Lychee assembly uses specialised symbols to to denote data types.

• $00 (Hex): A $ followed by numeric values represents a hex value.

• .000 (Decimal): A . followed by numeric values represents a decimal value (16 bit values not supported yet).

• &name (Section Names): A & followed by a tag represents a position in the rom, useful for jumps.

• (hl) (Indirect): An ( followed by hl followed by a ) represents an indirect value. Means use the value in hl as the address to fetch from.

Addressing

• Immediate: The value is passed directly to the instruction, for example ld a $00 will load the value 0x00 into the accumulator.

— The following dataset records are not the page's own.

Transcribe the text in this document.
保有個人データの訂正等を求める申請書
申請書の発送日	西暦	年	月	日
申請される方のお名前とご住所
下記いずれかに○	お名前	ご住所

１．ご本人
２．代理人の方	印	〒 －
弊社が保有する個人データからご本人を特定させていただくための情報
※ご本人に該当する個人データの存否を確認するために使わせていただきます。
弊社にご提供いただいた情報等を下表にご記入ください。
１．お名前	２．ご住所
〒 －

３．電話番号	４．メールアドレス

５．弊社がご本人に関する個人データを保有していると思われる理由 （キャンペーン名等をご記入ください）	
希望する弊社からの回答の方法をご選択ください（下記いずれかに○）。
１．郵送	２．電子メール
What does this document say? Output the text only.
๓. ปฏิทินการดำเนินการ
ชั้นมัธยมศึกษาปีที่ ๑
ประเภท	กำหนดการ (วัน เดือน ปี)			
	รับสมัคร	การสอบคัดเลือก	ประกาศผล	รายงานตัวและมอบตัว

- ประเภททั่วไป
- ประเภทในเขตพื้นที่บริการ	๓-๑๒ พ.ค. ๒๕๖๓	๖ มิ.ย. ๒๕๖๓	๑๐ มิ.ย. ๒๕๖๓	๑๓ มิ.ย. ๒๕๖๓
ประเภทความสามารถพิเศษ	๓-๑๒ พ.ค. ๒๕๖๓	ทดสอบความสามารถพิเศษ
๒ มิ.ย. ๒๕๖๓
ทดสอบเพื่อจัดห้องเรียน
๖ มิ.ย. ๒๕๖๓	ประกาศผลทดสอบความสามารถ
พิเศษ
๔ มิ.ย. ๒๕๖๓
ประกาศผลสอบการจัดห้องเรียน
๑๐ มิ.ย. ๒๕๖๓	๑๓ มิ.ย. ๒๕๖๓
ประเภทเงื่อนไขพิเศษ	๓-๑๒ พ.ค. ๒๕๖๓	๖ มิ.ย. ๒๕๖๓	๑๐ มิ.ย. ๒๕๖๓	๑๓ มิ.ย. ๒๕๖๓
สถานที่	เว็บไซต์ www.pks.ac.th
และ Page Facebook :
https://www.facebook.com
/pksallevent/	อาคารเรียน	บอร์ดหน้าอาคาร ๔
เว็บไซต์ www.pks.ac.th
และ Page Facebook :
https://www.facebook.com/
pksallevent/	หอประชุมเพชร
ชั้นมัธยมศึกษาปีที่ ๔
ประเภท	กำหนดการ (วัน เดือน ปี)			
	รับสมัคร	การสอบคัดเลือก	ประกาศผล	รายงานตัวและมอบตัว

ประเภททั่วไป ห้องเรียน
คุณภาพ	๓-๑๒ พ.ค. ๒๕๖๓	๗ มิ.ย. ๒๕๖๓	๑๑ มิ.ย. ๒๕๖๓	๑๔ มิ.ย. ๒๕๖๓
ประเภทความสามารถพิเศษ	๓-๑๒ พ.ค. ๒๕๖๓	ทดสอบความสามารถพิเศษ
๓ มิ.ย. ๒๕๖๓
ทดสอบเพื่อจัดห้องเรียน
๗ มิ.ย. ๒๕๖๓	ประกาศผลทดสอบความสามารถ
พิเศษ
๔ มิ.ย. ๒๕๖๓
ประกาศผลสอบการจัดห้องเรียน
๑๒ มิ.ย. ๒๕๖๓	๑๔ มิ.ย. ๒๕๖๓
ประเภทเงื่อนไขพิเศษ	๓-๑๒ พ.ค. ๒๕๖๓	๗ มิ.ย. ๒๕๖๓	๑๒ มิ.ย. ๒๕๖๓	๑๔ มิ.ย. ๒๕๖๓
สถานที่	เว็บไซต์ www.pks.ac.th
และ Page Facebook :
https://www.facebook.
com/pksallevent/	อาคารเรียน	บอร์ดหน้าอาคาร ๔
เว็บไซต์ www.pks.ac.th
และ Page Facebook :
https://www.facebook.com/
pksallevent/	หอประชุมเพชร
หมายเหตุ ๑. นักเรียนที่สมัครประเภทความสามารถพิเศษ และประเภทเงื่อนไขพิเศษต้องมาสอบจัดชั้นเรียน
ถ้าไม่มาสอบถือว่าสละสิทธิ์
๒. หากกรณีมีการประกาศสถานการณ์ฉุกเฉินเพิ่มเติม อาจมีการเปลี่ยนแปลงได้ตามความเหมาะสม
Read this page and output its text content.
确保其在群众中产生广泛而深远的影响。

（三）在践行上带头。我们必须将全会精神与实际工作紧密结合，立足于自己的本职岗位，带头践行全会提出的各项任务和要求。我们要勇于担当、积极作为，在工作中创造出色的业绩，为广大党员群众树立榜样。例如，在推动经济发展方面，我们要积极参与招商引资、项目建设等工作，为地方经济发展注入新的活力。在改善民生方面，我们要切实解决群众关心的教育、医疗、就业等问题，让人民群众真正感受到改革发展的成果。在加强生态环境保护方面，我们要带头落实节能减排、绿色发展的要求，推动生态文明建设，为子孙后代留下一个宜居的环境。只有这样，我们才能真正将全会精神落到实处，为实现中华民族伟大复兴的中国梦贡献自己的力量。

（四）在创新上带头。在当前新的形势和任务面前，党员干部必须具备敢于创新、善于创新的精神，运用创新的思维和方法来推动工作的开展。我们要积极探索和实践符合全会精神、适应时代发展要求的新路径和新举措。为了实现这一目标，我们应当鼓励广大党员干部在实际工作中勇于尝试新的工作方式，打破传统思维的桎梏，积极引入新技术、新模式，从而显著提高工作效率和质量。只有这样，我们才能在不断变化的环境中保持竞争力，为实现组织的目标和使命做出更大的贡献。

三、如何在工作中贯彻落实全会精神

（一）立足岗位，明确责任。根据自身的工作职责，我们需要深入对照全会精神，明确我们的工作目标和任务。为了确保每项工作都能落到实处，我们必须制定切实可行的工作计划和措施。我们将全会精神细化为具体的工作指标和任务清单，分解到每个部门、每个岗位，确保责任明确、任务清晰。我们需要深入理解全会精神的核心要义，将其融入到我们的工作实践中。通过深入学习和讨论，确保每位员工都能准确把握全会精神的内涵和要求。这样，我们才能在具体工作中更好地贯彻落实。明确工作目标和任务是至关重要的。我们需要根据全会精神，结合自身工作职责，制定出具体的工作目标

• Direct: The value is fetched from the address specified in the instruction, for example ld a b will load the value at address b into the accumulator.

• Indirect: The value is fetched from the address specified in the address in the instructions, for example ld a (hl) will go to hl and use the value stored there as an address and fetch the value from that address.

Sections

Sections are placed before a piece of code and is useful for the jump instruction, define a section by adding tag name followed by a :. Anything below that tag will be ran. Do not if you don't move to somewhere else, the CPU will just move to the next section. And this can be used strategically by placing sections next to each other for a planned behaviour.

Datatypes

There are datatypes in the assembler to allow for easier representation.

• Registers

  • Represents a register.

  • One of 7 registers.

  • Converted to correct instruction.

    • See /spec/registers

• 16 bit Registers

  • Represents a register that is made of 2 adjacent registers.

  • One of 3 registers.

  • Converted to correct instruction.

• Hex: $XX

  • Represents a hex value.

  • 16 bit values are 4 character long.

  • Converted to binary.

• Decimal: .XXX

  • Represents a decimal value.

  • Converted to binary.

• Section: &name

  • Represents a section name in the rom.

  • Converted to correct jump location in binary.

• Indirect: (hl)

  • Represents an indirect value.

  • Converted to correct instruction.

• Timer: timer

  • A unique register to point to the timer value.

  • Converted to correct instruction.

Opcodes

To learn more about the available opcodes read /spec/opcode. If you want to learn more about how some of the opcodes work, there is no documentation on it as of right now, however you can read about how some of them work on the rgbds cpu reference, as the instruction set is similar to the Gameboy.